Payroll vem acima do esperado em julho nos EUA; taxa de desemprego cai a 3,5%

Payroll vem acima do esperado em julho nos EUA; taxa de desemprego cai a 3,5%
Payroll: criação de emprego vem muito acima do esperado; taxa de desemprego recua

A economia dos Estados Unidos criou 528 mil empregos em julho, em termos líquidos, segundo dados do payroll, publicados nesta sexta-feira (5) pelo Departamento do Trabalho do país.

O resultado veio bem acima das projeções estimadas pelo mercado, pelo o que foi mostrado no Projeções Broadcast. Analistas consultados apontavam uma variação entre 75 mil e 300 mil vagas, com mediana de 250 mil.

Já a taxa de desemprego dos EUA recuou para 3,5% em julho, ante 3,6% em junho, voltando ao nível de fevereiro de 2020, antes da pandemia de Covid-19. Neste caso, a previsão era de que a taxa permaneceria em 3,6%.

Além disso, o Departamento do Trabalho revisou para cima os números de criação de postos de trabalho de junho, de 372 mil para 398 mil, e também de maio, de 384 mil para 386 mil.

Em julho, o salário médio por hora teve alta de 0,47% em relação a junho, ou US$ 0,15, a US$ 32,27, superando a previsão de alta de 0,30%. Na comparação anual, houve acréscimo salarial de 5,22% no último mês, também acima da projeção de 4,90%.

“EUA longe da recessão”

“É por meio da análise dos dados do payroll que o Federal Reserve busca verificar a possibilidade de alcançar um pouso suave para a economia americana”, explicou Carlos Vaz, CEO da Conti Capital. “O mercado esperava uma diminuição em relação ao número das vagas de emprego, então esse aumento é, de certa maneira, uma surpresa, principalmente após dois trimestres consecutivos indicarem PIB negativo e a manutenção de juros continuar em curva crescente para combater a inflação.”

Na visão do CEO da Conti Capital, os EUA estão longe de uma recessão. Entretanto, esse aspecto ainda será precificado pelo mercado financeiro e pode impactar a próxima decisão em relação aos juros americanos.

“Apesar disso, ainda vejo possibilidade para o Fed atingir seu objetivo.
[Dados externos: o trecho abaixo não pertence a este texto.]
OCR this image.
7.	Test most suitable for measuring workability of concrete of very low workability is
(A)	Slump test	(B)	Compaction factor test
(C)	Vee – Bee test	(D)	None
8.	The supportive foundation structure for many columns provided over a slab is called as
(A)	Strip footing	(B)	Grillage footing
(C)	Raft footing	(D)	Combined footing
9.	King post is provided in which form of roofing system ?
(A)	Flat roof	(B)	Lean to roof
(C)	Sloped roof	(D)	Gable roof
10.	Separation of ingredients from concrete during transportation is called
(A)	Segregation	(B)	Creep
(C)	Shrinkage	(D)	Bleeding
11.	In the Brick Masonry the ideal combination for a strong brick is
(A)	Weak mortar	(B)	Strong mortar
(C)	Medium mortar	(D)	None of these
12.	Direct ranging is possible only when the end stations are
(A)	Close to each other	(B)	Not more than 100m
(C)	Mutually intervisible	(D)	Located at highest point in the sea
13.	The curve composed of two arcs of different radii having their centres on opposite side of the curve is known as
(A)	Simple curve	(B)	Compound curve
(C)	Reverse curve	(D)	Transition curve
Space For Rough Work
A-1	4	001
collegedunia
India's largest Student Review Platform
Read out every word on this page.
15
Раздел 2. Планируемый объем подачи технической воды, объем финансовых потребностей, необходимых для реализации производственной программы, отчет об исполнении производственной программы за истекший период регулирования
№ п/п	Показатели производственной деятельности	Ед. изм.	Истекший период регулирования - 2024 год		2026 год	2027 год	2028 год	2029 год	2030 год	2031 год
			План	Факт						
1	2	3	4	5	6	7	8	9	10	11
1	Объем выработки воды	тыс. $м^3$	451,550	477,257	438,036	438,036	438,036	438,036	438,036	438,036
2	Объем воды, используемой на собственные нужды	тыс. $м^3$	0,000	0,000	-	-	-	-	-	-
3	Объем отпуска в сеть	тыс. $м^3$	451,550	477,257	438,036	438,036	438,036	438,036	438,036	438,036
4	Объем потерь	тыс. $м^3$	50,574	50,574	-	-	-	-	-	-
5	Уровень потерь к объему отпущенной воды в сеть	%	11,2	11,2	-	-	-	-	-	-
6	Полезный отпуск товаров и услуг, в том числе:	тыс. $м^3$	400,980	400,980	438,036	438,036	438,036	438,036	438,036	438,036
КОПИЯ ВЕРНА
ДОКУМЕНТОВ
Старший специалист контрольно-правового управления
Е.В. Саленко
Idealmente, algum afrouxamento no mercado de trabalho ajudaria a derrubar a inflação sem empurrar a economia para a recessão, algo ainda possível”, afirmou.

Ele ainda ressalta que os dados mais fortes do que o esperado do payroll ainda alimentem, num contexto geral, a tese de um aperto monetário mais duro.

Na visão do BTG Pactual (BPAC11), a perspectiva mostra a resiliência da demanda doméstica americana, apesar de microdados apontarem acomodação consumo, reflexo do ambiente desafiador de inflação elevada e aperto das condições financeiras. Mesmo assim, afastam a ideia de recessão no curto prazo.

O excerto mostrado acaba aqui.